ヘイリー氏支持者取り込み狙うバイデン陣営

(2024年4月1日)

学生ローンの債務免除について話すジョー・バイデン大統領(2023年10月4日、ワシントンのホワイトハウスにて)。共和党主導の州グループは、2024年3月28日木曜日、バイデン政権を提訴し、数百万人の借り手に対し、より早く債務免除への道を開き、月々の支払いを軽減する新たな学生ローン返済計画を阻止するため、連邦訴訟を起こした。(AP Photo/Evan Vucci, File)

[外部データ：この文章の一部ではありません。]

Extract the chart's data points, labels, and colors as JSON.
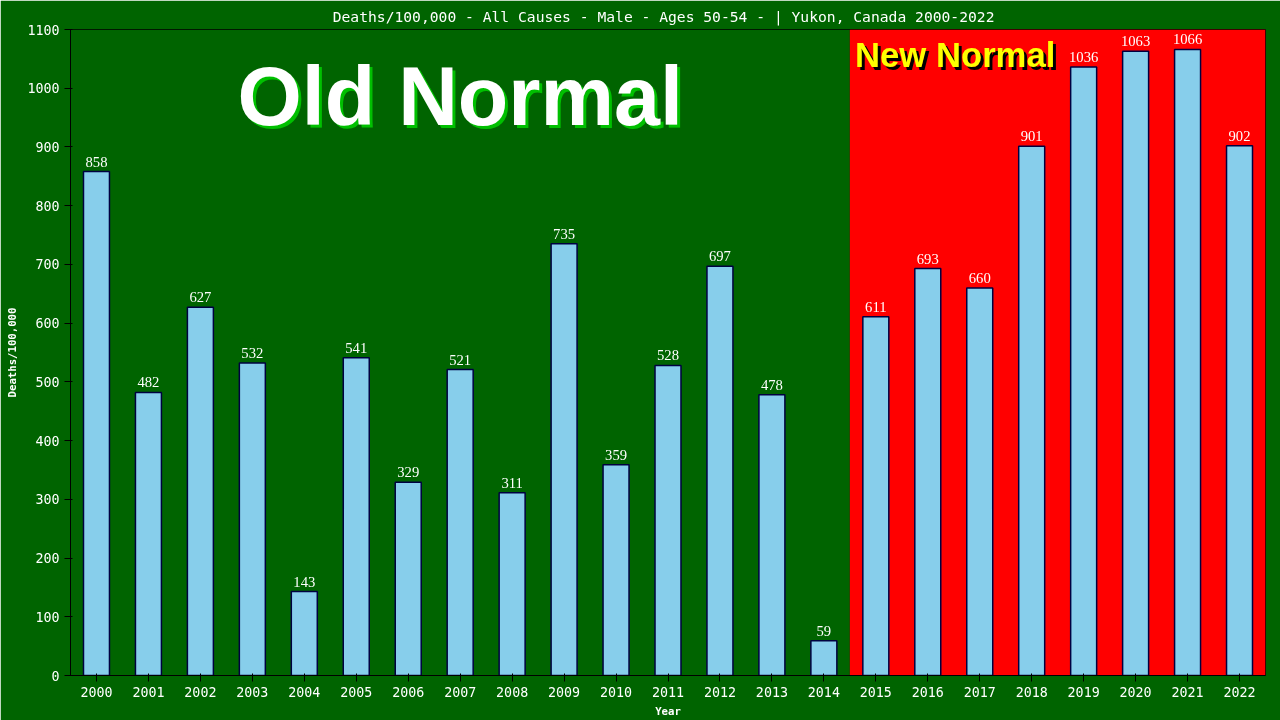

By Seth McLaughlin – The Washington Times – Friday, March 29, 2024

 バイデン陣営は、トランプ前大統領の言葉を逆手に取って、共和党の大統領予備選でニッキー・ヘイリー氏を支持した有権者を取り込もうとしている。

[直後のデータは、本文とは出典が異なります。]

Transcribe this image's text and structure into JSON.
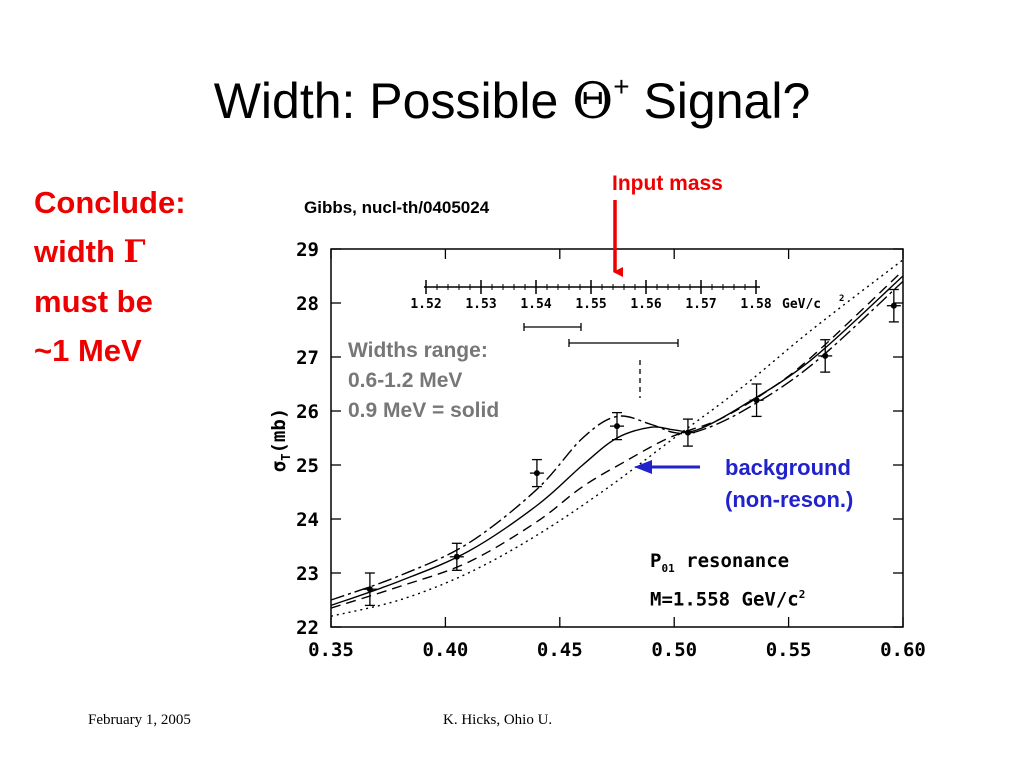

 バイデン陣営は、トランプ氏がヘイリー氏を中傷し、同氏の支持者を見下すような発言をしたことを思い起こさせる新しい広告を激戦州で展開、トランプ氏がヘイリー氏の支持者を必要としていないことは明らかだと訴えている。

 この広告では、トランプ氏が「バードブレイン(鳥の脳みそ)、私は彼女のことをそう呼んでいる。ニッキー・ヘイリーは、RINO(名ばかりの共和党員)と連携している。とんでもないことだ。トランパー(トランプ支持者)ではない、繁栄を目指さないアメリカ人らだ」と語る動画が流れる。

 トランプ氏が、ヘイリー氏を「クレイジー」「怒りっぽい」と呼び、同氏の支持者が11月の選挙に与える影響は小さいと主張している動画も流れる。

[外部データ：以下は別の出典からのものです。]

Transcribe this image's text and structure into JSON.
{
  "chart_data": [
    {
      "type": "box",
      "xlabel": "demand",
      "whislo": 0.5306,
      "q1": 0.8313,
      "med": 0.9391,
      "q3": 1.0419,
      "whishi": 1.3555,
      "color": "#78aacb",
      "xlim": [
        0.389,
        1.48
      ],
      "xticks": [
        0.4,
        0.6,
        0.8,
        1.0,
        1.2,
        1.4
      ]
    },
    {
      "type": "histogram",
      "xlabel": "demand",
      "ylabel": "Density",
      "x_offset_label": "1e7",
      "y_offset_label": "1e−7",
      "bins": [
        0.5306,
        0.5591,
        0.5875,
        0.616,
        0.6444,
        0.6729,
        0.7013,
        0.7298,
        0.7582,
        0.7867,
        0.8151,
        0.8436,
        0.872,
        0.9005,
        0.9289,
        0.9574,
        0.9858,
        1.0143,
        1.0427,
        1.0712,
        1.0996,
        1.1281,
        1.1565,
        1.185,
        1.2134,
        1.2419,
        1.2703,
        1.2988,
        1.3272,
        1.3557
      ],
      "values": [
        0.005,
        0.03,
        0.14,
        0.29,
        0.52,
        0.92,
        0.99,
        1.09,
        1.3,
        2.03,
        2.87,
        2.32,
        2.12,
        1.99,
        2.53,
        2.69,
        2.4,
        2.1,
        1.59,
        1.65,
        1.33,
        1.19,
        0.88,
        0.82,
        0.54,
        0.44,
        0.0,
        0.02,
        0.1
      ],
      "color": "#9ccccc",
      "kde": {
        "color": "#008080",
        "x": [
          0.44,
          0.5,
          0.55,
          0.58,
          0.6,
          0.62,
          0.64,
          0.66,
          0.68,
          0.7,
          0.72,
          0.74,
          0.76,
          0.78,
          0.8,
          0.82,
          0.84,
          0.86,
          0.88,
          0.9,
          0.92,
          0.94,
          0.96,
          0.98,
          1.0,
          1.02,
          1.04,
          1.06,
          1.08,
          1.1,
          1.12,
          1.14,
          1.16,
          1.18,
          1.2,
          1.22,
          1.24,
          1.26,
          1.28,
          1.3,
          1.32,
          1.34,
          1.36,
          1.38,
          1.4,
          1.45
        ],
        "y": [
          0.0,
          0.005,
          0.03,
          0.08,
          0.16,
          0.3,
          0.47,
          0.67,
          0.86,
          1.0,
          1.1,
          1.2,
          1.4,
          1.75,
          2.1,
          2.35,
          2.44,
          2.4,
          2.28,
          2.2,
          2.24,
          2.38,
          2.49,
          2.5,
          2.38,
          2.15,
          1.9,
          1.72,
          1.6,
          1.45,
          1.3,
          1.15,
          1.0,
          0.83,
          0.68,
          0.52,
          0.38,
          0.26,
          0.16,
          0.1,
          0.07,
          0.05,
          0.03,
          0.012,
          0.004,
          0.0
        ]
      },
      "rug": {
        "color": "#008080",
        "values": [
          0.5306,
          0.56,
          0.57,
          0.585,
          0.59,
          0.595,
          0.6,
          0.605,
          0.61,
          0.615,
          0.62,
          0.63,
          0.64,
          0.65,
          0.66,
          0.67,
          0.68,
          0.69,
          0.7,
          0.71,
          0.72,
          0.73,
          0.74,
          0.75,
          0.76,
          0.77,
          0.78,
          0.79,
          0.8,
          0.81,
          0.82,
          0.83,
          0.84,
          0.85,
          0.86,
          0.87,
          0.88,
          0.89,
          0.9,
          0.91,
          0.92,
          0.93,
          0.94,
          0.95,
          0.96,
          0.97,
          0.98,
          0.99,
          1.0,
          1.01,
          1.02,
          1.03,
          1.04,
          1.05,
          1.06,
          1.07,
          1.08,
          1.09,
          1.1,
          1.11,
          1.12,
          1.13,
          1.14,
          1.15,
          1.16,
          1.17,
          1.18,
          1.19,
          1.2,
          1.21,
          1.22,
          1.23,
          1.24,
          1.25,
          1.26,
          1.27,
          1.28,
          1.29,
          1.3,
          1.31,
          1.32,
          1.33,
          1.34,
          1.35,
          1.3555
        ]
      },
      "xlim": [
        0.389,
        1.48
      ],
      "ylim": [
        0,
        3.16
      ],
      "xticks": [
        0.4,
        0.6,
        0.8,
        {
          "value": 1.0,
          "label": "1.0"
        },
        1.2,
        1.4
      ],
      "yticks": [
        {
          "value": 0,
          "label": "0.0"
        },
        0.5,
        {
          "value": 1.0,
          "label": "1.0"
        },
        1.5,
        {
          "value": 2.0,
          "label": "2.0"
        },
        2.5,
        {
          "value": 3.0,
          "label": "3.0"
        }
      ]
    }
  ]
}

 また、ヘイリー支持者をどのように引き寄せるつもりかという記者の質問に対し、「それほど多くは必要ないだろう」と答えている。

 バイデン氏は、3月5日のスーパーチューズデーでヘイリー氏が共和党の指名争いから脱落すると、ヘイリー氏支持者を歓迎するとアピールし始めた。

 トランプ氏の反応は複雑だった。

 ヘイリー氏支持者に自身への支持を呼び掛けたものの、それ以前には、ヘイリー氏の「惨敗」を祝い、数週間前にはヘイリー氏の選挙戦に貢献した者は全員「米国を再び偉大にする(MAGA)」運動から締め出すと警告していた。

 バイデン陣営のスポークスマン、マイケル・タイラー氏はプレスリリースで「ドナルド・トランプ氏は、ニッキー・ヘイリー氏に投票した有権者からの支持を望んでいないことを明確にしている。だから、私たちも同様に明確にしておきたい。ドナルド・トランプ氏はホワイトハウスに戻るべきでないと思っている人なら誰でも、バイデン陣営に参加できる」と述べた。